Goal: Clarify the problem before designing anything.

Questions to Ask

Functional requirements:

  • What is the core user experience? What does the user see/do?
  • What inputs does the system receive? What outputs does it produce?
  • What scale are we designing for? (users, requests/sec, data volume)

Non-functional requirements:

  • What's the latency budget? (real-time: <100ms, near-real-time: <1s, batch: hours)
  • What's the accuracy/quality bar? (99.9% precision, or 80% recall is fine?)
  • What's the cost budget? (GPU serving at scale is expensive)
  • Is there existing data? Labels? Infrastructure?
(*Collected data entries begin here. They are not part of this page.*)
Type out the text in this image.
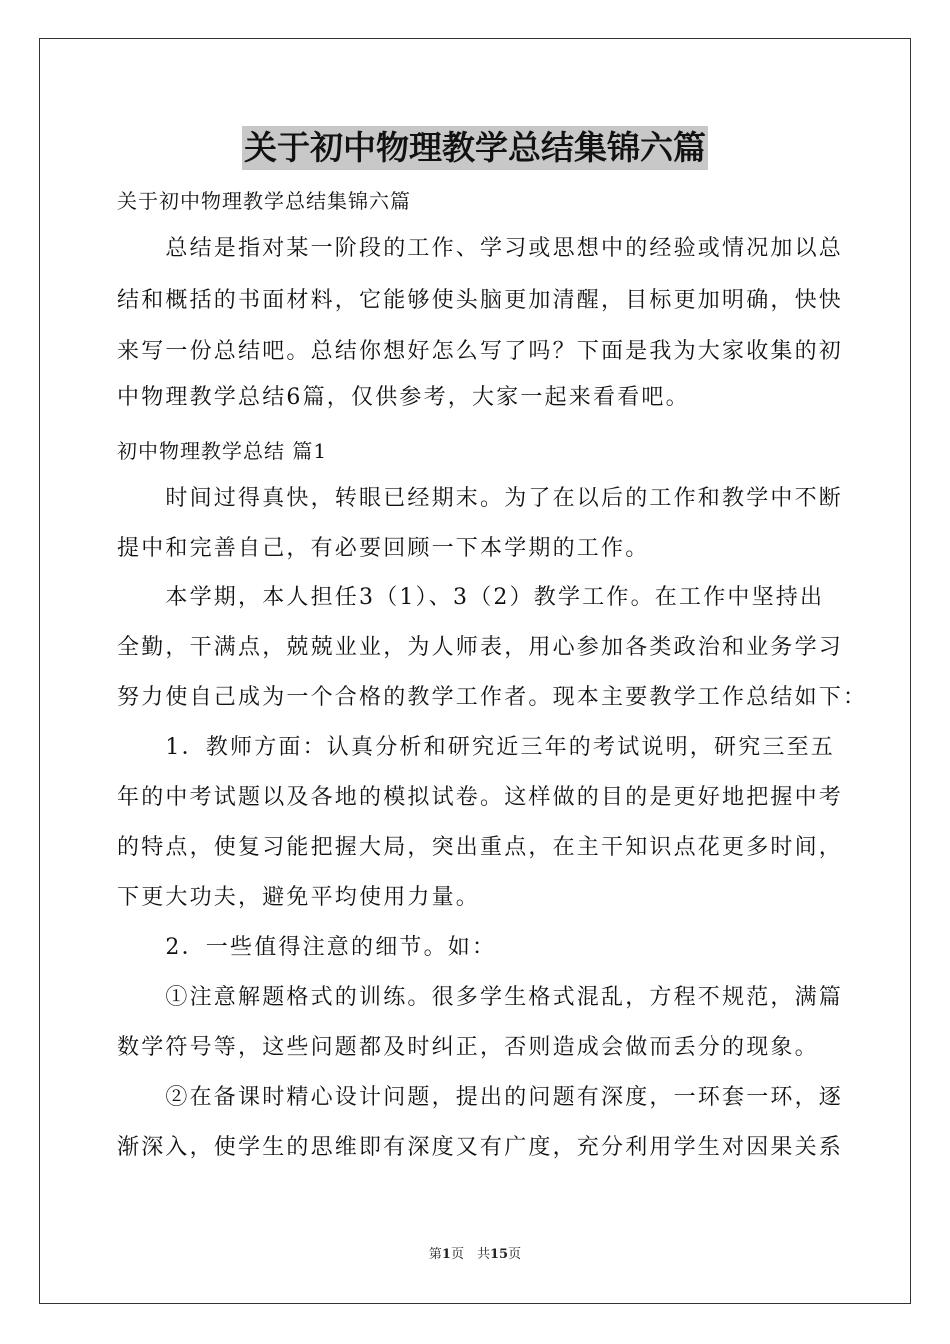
关于初中物理教学总结集锦六篇
关于初中物理教学总结集锦六篇
　　总结是指对某一阶段的工作、学习或思想中的经验或情况加以总
结和概括的书面材料，它能够使头脑更加清醒，目标更加明确，快快
来写一份总结吧。总结你想好怎么写了吗？下面是我为大家收集的初
中物理教学总结6篇，仅供参考，大家一起来看看吧。
初中物理教学总结 篇1
　　时间过得真快，转眼已经期末。为了在以后的工作和教学中不断
提中和完善自己，有必要回顾一下本学期的工作。
　　本学期，本人担任3（1）、3（2）教学工作。在工作中坚持出
全勤，干满点，兢兢业业，为人师表，用心参加各类政治和业务学习
努力使自己成为一个合格的教学工作者。现本主要教学工作总结如下：
　　1．教师方面：认真分析和研究近三年的考试说明，研究三至五
年的中考试题以及各地的模拟试卷。这样做的目的是更好地把握中考
的特点，使复习能把握大局，突出重点，在主干知识点花更多时间，
下更大功夫，避免平均使用力量。
　　2．一些值得注意的细节。如：
　　①注意解题格式的训练。很多学生格式混乱，方程不规范，满篇
数学符号等，这些问题都及时纠正，否则造成会做而丢分的现象。
　　②在备课时精心设计问题，提出的问题有深度，一环套一环，逐
渐深入，使学生的思维即有深度又有广度，充分利用学生对因果关系
第1页　共15页
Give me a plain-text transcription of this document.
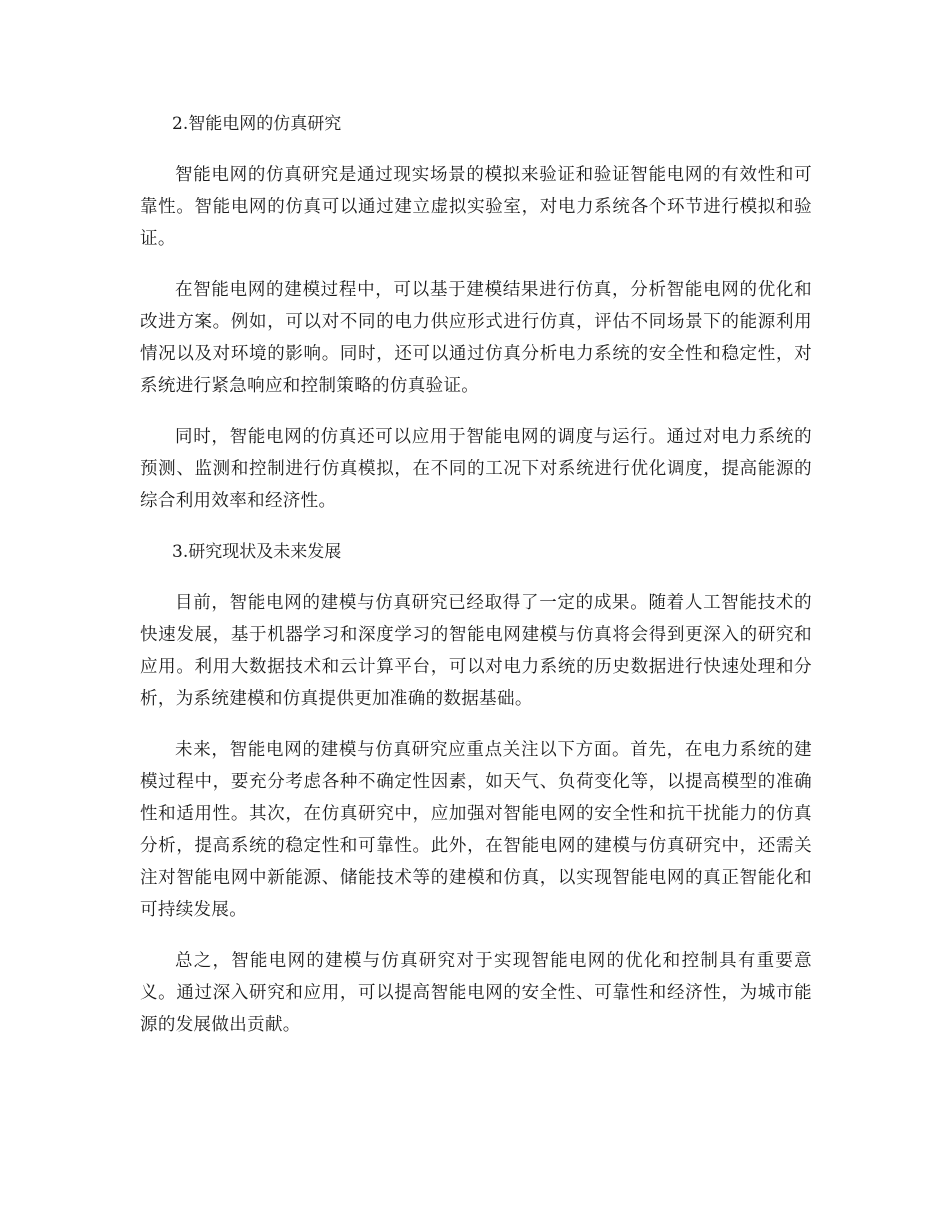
2.智能电网的仿真研究

智能电网的仿真研究是通过现实场景的模拟来验证和验证智能电网的有效性和可靠性。智能电网的仿真可以通过建立虚拟实验室，对电力系统各个环节进行模拟和验证。

在智能电网的建模过程中，可以基于建模结果进行仿真，分析智能电网的优化和改进方案。例如，可以对不同的电力供应形式进行仿真，评估不同场景下的能源利用情况以及对环境的影响。同时，还可以通过仿真分析电力系统的安全性和稳定性，对系统进行紧急响应和控制策略的仿真验证。

同时，智能电网的仿真还可以应用于智能电网的调度与运行。通过对电力系统的预测、监测和控制进行仿真模拟，在不同的工况下对系统进行优化调度，提高能源的综合利用效率和经济性。

3.研究现状及未来发展

目前，智能电网的建模与仿真研究已经取得了一定的成果。随着人工智能技术的快速发展，基于机器学习和深度学习的智能电网建模与仿真将会得到更深入的研究和应用。利用大数据技术和云计算平台，可以对电力系统的历史数据进行快速处理和分析，为系统建模和仿真提供更加准确的数据基础。

未来，智能电网的建模与仿真研究应重点关注以下方面。首先，在电力系统的建模过程中，要充分考虑各种不确定性因素，如天气、负荷变化等，以提高模型的准确性和适用性。其次，在仿真研究中，应加强对智能电网的安全性和抗干扰能力的仿真分析，提高系统的稳定性和可靠性。此外，在智能电网的建模与仿真研究中，还需关注对智能电网中新能源、储能技术等的建模和仿真，以实现智能电网的真正智能化和可持续发展。

总之，智能电网的建模与仿真研究对于实现智能电网的优化和控制具有重要意义。通过深入研究和应用，可以提高智能电网的安全性、可靠性和经济性，为城市能源的发展做出贡献。
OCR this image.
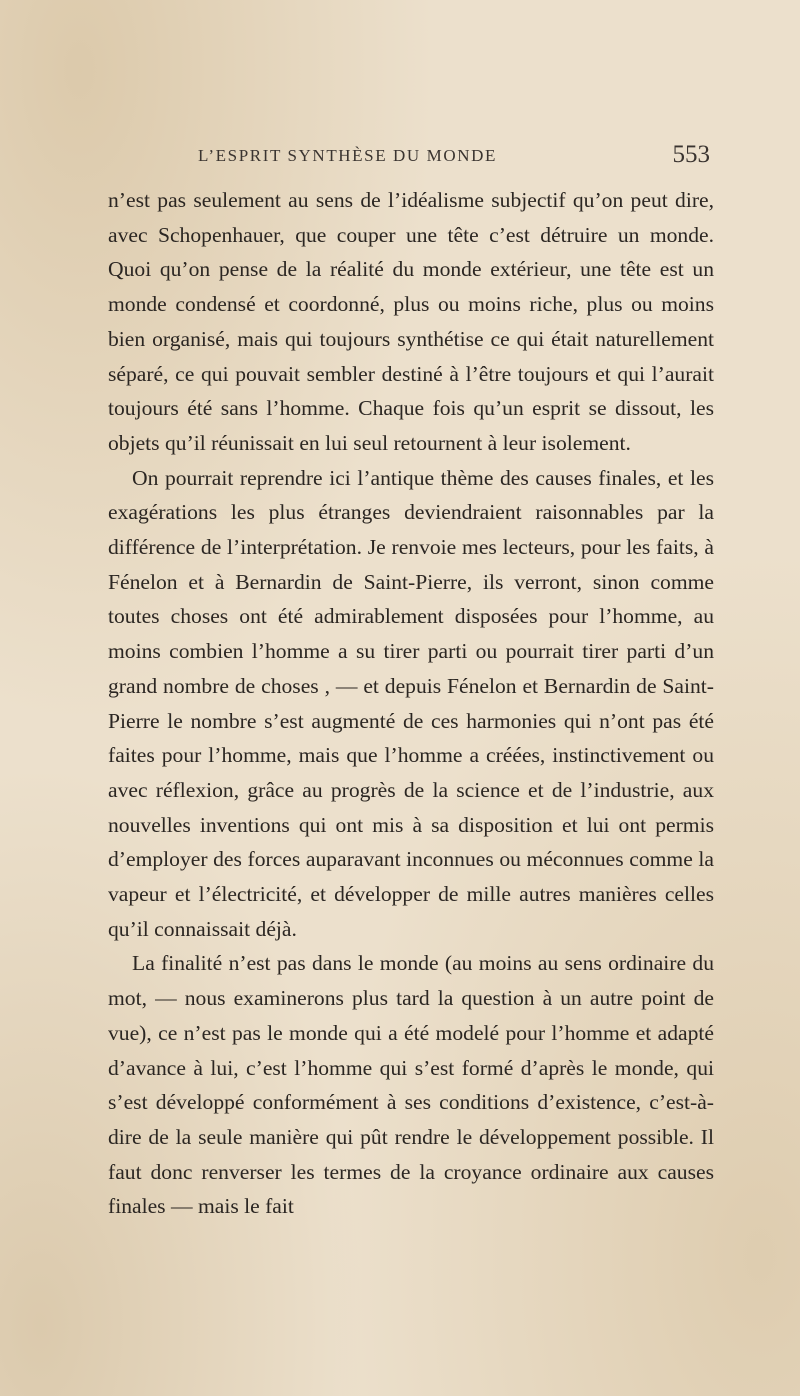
L’ESPRIT SYNTHÈSE DU MONDE	553

n’est pas seulement au sens de l’idéalisme subjectif qu’on peut dire, avec Schopenhauer, que couper une tête c’est détruire un monde. Quoi qu’on pense de la réalité du monde extérieur, une tête est un monde condensé et coordonné, plus ou moins riche, plus ou moins bien organisé, mais qui toujours synthétise ce qui était naturellement séparé, ce qui pouvait sembler destiné à l’être toujours et qui l’aurait toujours été sans l’homme. Chaque fois qu’un esprit se dissout, les objets qu’il réunissait en lui seul retournent à leur isolement.

On pourrait reprendre ici l’antique thème des causes finales, et les exagérations les plus étranges deviendraient raisonnables par la différence de l’interprétation. Je renvoie mes lecteurs, pour les faits, à Fénelon et à Bernardin de Saint-Pierre, ils verront, sinon comme toutes choses ont été admirablement disposées pour l’homme, au moins combien l’homme a su tirer parti ou pourrait tirer parti d’un grand nombre de choses , — et depuis Fénelon et Bernardin de Saint-Pierre le nombre s’est augmenté de ces harmonies qui n’ont pas été faites pour l’homme, mais que l’homme a créées, instinctivement ou avec réflexion, grâce au progrès de la science et de l’industrie, aux nouvelles inventions qui ont mis à sa disposition et lui ont permis d’employer des forces auparavant inconnues ou méconnues comme la vapeur et l’électricité, et développer de mille autres manières celles qu’il connaissait déjà.

La finalité n’est pas dans le monde (au moins au sens ordinaire du mot, — nous examinerons plus tard la question à un autre point de vue), ce n’est pas le monde qui a été modelé pour l’homme et adapté d’avance à lui, c’est l’homme qui s’est formé d’après le monde, qui s’est développé conformément à ses conditions d’existence, c’est-à-dire de la seule manière qui pût rendre le développement possible. Il faut donc renverser les termes de la croyance ordinaire aux causes finales — mais le fait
BAD: Skip requirements and start drawing boxes.

GOOD: "Before I design, let me make sure I understand the constraints. We're building a recommendation system for an e-commerce platform with 10M users, 1M products, and we need to serve recommendations in under 200ms. Are there specific business objectives - increasing revenue, engagement, or both? And do we have historical user-item interaction data to start with?"

Interviewer's Perspective

The requirements phase is where I assess seniority. Junior candidates skip it entirely. Mid-level candidates ask basic questions. Senior candidates ask the questions that change the design - like "Is this real-time or batch?" or "Do we optimize for revenue or engagement?" These questions show you've built real systems and know what matters.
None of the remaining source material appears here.